New legislation aims to lengthen the window of “no-questions-asked care from Department of Veterans Affairs hospitals and facilities,” according to The New York Times. As of it stands, veterans are eligible for a five years of VA hospital care. Supporters of a new bill wish to extend the mental and physical healthcare services to 15 years. Kate O’Gorman, director of a veteran’s advocacy group, adds that symptoms of post-traumatic stress disorder may take seven to 12 years to truly manifest.

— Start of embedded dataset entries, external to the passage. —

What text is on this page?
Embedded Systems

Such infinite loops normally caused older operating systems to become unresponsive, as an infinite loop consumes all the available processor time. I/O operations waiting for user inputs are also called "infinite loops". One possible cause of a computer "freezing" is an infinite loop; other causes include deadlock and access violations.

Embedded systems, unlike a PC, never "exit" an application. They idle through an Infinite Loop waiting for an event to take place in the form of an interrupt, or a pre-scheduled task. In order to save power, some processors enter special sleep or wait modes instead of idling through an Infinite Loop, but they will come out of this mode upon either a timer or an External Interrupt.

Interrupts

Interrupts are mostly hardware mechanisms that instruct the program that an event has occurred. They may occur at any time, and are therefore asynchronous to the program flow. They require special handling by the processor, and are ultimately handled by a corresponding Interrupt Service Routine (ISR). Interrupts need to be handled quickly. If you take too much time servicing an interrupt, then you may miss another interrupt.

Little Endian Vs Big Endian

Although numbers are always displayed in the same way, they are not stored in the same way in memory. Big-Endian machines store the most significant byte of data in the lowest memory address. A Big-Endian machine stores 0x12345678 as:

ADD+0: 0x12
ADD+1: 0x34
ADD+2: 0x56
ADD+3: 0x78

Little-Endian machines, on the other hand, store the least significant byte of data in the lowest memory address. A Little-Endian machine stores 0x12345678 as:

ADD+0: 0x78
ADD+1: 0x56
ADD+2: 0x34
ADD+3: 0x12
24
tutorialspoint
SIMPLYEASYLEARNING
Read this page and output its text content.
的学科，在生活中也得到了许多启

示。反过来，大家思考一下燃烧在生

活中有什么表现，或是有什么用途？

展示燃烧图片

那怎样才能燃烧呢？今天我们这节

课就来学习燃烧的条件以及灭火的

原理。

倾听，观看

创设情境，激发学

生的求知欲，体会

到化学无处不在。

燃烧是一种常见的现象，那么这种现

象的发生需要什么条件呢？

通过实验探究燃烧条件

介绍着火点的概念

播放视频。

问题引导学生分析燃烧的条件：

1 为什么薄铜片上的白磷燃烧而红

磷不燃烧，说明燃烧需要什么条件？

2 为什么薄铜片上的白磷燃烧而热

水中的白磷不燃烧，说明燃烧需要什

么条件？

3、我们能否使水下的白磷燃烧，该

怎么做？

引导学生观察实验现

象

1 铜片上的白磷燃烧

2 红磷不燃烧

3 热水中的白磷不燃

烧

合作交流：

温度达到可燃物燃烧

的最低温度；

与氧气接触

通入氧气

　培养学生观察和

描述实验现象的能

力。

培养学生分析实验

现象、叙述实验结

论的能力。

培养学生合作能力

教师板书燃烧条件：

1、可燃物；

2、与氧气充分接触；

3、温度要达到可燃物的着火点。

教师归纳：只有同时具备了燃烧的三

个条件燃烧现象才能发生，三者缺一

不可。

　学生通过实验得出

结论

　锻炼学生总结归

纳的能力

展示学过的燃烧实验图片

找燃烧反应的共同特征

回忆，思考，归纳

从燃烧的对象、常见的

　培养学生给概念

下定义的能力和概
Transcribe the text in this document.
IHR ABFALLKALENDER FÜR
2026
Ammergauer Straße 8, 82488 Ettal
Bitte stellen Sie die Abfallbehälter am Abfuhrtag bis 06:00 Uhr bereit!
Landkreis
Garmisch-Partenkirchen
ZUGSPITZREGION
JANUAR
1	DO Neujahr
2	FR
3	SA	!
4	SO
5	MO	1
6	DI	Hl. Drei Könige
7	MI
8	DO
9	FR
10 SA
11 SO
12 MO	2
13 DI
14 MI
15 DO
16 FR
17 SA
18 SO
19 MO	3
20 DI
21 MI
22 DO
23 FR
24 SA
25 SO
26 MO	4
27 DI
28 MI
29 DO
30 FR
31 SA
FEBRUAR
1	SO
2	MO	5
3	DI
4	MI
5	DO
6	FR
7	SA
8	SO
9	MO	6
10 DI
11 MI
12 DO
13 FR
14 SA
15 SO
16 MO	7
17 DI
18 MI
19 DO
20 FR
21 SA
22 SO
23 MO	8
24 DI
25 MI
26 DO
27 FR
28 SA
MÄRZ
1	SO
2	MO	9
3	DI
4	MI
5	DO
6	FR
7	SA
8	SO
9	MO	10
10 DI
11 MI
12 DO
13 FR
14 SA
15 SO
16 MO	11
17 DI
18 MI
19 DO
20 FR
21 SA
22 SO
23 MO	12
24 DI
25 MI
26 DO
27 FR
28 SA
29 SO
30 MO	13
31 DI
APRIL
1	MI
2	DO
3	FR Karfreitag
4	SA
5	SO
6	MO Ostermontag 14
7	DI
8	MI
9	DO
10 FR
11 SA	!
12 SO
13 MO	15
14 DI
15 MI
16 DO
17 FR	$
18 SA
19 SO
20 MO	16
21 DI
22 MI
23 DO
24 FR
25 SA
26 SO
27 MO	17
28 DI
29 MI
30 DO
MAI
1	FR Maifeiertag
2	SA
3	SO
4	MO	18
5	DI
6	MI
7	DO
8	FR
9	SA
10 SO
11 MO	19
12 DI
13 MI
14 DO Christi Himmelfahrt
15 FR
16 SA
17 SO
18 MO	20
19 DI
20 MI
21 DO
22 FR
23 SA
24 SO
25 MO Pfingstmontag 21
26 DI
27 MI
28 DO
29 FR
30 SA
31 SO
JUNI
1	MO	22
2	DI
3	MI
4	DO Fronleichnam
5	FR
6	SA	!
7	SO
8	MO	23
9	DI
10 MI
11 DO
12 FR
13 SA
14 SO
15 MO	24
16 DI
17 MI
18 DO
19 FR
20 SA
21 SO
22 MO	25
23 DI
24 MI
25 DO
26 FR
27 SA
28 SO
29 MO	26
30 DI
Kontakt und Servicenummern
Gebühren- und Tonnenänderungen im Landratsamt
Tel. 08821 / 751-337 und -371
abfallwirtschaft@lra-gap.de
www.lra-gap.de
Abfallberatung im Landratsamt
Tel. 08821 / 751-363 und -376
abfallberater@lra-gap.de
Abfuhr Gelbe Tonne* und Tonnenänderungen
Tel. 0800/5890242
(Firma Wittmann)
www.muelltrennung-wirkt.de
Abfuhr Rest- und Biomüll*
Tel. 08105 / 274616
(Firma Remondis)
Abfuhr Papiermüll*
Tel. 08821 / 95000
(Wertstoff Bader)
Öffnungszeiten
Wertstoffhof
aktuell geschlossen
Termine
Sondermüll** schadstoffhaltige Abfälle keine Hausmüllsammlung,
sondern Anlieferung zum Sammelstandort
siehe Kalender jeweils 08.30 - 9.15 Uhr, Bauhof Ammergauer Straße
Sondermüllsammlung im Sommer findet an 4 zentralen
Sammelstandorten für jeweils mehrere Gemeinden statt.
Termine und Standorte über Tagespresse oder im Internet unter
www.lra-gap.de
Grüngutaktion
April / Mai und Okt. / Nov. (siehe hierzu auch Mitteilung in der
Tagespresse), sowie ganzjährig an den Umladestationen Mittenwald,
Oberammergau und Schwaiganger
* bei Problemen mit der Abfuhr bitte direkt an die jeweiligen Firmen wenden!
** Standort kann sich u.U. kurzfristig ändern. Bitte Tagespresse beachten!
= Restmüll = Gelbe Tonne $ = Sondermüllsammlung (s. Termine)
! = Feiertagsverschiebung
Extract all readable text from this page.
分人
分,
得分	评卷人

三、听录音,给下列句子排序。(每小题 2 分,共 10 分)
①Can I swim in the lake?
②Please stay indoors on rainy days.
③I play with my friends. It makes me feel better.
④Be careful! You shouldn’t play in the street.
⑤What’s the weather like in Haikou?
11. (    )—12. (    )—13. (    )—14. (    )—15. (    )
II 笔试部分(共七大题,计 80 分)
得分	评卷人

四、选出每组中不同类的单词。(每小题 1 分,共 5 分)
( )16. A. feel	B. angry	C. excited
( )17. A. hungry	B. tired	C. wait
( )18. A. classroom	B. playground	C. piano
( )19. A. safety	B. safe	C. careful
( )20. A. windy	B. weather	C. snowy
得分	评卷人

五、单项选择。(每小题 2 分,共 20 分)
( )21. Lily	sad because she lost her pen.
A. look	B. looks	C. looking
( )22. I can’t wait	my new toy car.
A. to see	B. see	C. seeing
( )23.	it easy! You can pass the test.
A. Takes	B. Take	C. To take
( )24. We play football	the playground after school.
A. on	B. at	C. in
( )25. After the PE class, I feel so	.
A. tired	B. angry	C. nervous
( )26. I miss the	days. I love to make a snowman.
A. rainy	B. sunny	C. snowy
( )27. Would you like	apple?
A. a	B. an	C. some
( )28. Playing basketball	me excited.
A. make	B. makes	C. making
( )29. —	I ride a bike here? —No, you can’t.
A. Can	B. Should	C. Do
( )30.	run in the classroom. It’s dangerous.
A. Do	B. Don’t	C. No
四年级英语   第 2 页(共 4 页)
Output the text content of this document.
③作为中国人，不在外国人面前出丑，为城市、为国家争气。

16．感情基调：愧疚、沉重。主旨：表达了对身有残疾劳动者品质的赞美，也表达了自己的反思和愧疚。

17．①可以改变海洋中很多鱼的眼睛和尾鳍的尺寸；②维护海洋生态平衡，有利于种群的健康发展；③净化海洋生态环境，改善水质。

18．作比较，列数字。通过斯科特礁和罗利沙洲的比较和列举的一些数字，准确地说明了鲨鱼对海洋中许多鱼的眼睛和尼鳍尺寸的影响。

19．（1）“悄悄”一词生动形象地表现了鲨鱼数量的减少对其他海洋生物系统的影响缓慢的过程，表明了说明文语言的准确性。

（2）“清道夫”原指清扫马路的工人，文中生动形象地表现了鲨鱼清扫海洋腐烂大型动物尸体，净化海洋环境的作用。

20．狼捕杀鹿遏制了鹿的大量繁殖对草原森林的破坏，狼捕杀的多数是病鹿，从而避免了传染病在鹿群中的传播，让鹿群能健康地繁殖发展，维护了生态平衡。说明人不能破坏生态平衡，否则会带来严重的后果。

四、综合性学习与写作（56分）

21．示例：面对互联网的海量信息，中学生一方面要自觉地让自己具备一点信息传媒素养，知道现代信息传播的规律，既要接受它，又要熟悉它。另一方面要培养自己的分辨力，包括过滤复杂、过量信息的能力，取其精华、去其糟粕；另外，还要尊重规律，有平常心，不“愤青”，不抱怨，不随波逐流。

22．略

“That is a great start. The problem that I see is that these veterans are waiting too long to be seen, and they’re not seen frequently enough,” explains Matthew Hill, Managing Partner at Hill and Ponton. “Some may go up to three months without being seen, and some might go up to a year before they’re initially seen. It’s disgraceful that these men and women fight for our country, yet when they come home they still have to fight for the care that they’re entitled to.”.
ABC News reveals that new legislation would also “create a pilot program for student-loan repayment if health care professionals work for the VA, instigate a review of certain behavioral discharges, and mandate a review of mental health care programs at the VA.”